MEXICO CITY -- The United States ended 75 years of frustration in Mexico, winning at its southern neighbor and regional revival for the first time Wednesday night when Michael Orozco Fiscal's goal in the 80th minute and Tim Howard's late sprawling saves provided a 1-0 victory.
Dominated for most of the night, the Americans went ahead on a move created by a trio of second-half substitutes.
Brek Shea, who entered two minutes earlier, went down the left flank and around Severo Meza. Shea, back with the national team after being dropped for six months, crossed to Terrence Boyd. He made a quick backheel pass to Orozco Fiscal, who had entered in the 77th.
Orozco Fizcal, who plays in Mexico for San Luis, kicked the ball past goalkeeper Guillermo Ochoa for his first international goal.
Howard preserved the lead, changing directions to stop a deflected shot by Javier Hernandez in the 85th, then pawing away a 4-yard downward header by Chicharito in the 89th.
"I think it's huge. It's huge for I think all American fans, it's huge for the team, and it's historic," U.S. coach Jurgen Klinsmann said. "We were very well aware that we've never won here at the Azteca Stadium. This is an amazing experience for the all the players. We told them before the game: This moment is for you, go and grab it. We are all aware that it was a lot, a lot of work."
The U.S. had been 0-23-1 against El Tri in 75 years of games at Mexico, including 0-19-1 in the thin air at altitude in Mexico City -- where they had been outscored 81-14.
"Tim Howard kept us in the game I don't know how many times," said Klinsmann, who has been trying to change the defensive mindset the American had at times under Bob Bradley. "It's a mental aspect of it. Eventually, you need a little bit of luck, too, and I think in some instances we were lucky tonight."
It was the second big win for the Americans this year, following their first-ever victory over Italy in a friendly at Genoa in February.
With the European clubs seasons getting under way, the U.S. used a half-strength roster and a makeshift central defense.

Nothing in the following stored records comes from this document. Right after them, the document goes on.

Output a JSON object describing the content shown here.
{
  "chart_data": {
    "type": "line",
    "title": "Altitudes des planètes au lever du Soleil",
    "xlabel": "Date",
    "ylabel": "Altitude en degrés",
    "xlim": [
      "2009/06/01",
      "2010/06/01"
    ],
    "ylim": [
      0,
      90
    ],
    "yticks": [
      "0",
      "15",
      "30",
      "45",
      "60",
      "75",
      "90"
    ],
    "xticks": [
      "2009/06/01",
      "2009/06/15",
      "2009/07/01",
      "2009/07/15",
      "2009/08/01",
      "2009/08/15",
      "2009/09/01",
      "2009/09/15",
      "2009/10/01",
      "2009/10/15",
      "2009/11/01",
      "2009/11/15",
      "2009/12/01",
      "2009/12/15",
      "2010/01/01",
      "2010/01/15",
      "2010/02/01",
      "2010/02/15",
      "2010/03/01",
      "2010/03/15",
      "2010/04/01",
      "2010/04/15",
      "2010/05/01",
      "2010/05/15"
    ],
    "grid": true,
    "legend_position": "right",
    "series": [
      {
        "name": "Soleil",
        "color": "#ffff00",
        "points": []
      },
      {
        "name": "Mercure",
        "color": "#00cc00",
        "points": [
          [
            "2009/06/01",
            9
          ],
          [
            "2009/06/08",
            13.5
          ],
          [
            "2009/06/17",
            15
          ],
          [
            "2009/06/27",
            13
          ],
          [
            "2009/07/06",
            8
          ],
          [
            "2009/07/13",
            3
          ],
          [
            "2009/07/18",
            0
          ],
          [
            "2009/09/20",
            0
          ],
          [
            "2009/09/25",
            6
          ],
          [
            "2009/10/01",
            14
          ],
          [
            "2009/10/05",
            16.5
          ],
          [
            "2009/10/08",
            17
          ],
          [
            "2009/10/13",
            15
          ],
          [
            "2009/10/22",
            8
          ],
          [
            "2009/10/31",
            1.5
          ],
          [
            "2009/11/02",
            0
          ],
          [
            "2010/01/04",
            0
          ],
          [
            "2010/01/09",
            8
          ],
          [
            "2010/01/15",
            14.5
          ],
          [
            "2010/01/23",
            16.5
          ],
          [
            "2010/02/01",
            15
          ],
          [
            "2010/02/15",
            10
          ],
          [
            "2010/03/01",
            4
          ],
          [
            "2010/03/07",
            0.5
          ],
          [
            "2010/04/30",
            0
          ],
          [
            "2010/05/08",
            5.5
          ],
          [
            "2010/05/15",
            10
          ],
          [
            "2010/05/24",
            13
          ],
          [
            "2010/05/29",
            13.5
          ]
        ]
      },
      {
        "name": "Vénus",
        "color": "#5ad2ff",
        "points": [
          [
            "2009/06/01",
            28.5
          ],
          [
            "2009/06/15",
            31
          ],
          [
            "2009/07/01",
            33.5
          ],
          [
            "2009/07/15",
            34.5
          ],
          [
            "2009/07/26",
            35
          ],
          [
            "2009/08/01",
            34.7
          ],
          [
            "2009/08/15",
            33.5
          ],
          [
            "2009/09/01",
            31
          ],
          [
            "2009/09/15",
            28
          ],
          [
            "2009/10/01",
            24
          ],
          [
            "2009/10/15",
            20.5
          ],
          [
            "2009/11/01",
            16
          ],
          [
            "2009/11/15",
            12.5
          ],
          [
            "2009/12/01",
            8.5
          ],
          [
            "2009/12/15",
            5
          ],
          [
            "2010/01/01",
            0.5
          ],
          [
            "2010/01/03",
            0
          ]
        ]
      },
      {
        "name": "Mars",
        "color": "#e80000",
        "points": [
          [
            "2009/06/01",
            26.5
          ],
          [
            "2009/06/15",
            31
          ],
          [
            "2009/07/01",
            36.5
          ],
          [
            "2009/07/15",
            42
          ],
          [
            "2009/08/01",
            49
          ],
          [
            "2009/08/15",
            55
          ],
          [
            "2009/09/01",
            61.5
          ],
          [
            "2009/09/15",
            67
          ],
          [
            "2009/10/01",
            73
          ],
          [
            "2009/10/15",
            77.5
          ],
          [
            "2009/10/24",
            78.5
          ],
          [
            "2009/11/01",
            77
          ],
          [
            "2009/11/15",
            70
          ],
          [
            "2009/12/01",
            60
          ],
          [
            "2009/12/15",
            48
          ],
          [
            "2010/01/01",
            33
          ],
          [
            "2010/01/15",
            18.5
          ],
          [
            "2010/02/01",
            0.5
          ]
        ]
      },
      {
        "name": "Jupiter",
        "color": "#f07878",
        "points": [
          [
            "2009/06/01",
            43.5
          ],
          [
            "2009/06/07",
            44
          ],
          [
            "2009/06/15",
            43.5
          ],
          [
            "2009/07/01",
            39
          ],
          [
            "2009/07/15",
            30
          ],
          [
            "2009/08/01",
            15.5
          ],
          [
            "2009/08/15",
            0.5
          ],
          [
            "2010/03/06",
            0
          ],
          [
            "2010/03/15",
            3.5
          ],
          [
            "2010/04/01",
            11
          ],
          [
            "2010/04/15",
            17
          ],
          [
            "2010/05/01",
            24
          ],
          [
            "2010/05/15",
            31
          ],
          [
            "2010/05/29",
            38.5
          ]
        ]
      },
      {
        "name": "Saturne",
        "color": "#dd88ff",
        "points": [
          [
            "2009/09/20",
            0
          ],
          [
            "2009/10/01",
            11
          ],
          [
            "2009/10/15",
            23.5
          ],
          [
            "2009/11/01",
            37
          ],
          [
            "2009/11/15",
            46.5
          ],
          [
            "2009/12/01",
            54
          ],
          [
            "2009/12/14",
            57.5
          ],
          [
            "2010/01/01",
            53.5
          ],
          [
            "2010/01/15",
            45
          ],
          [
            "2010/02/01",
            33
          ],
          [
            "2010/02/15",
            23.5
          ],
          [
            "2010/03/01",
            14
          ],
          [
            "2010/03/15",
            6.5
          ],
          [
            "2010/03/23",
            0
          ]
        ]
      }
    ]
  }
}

Mexico, also below strength following the Olympics, dominated possession but failed to connect on several open shots as the Americans paired Maurice Edu and Geoff Cameron in the center of their back line.
The game marked the start of the Americans' second year under Klinsmann, who replaced Bradley last summer after Mexico overcame a two-goal deficit to win the CONCACAF Gold Cup final 4-2.
The U.S. figures to have a lineup closer to full strength for a pair of World Cup qualifiers against Jamaica next month, on the road on Sept. 7 and at Columbus, Ohio, four days later. Mexico plays Costa Rica twice on those same days.
"We know we have to improve in many, many elements," Klinsmann said. "We have to keep the ball longer. We have to create more chances. We have to do a lot of work still. But I think this gives us a lot of confidence."
Landon Donovan, searching for his 50th international goal, left at the start of the second half because of a tight hamstring and DaMarcus Beasley came in for his 97th international appearance. Boyd came in at the same time to replace an ineffective Jose Torres.
Cameron got his head on a cross from Elias Hernandez in the 56th minute, preventing Hernandez from an open shot in front. A minute later, Jesus Zavala put an open header over the crossbar.
With Ochoa off his line, Kyle Beckerman put a long, sliding shot just over the crossbar in the 60th.
Andres Guardado hooked a free kick just wide to Howard's right post in the 65th after Cameron fouled Hernandez just outside the penalty area. Hernandez then sent an open header wide in the 76th off a cross from Hernandez.
"It was very difficult in high altitude, with many of them flying in from Europe two days ago," Klinsmann said. "But we had a plan, and we tried to execute that plan and getting that win here, I mean it's quite enjoyable."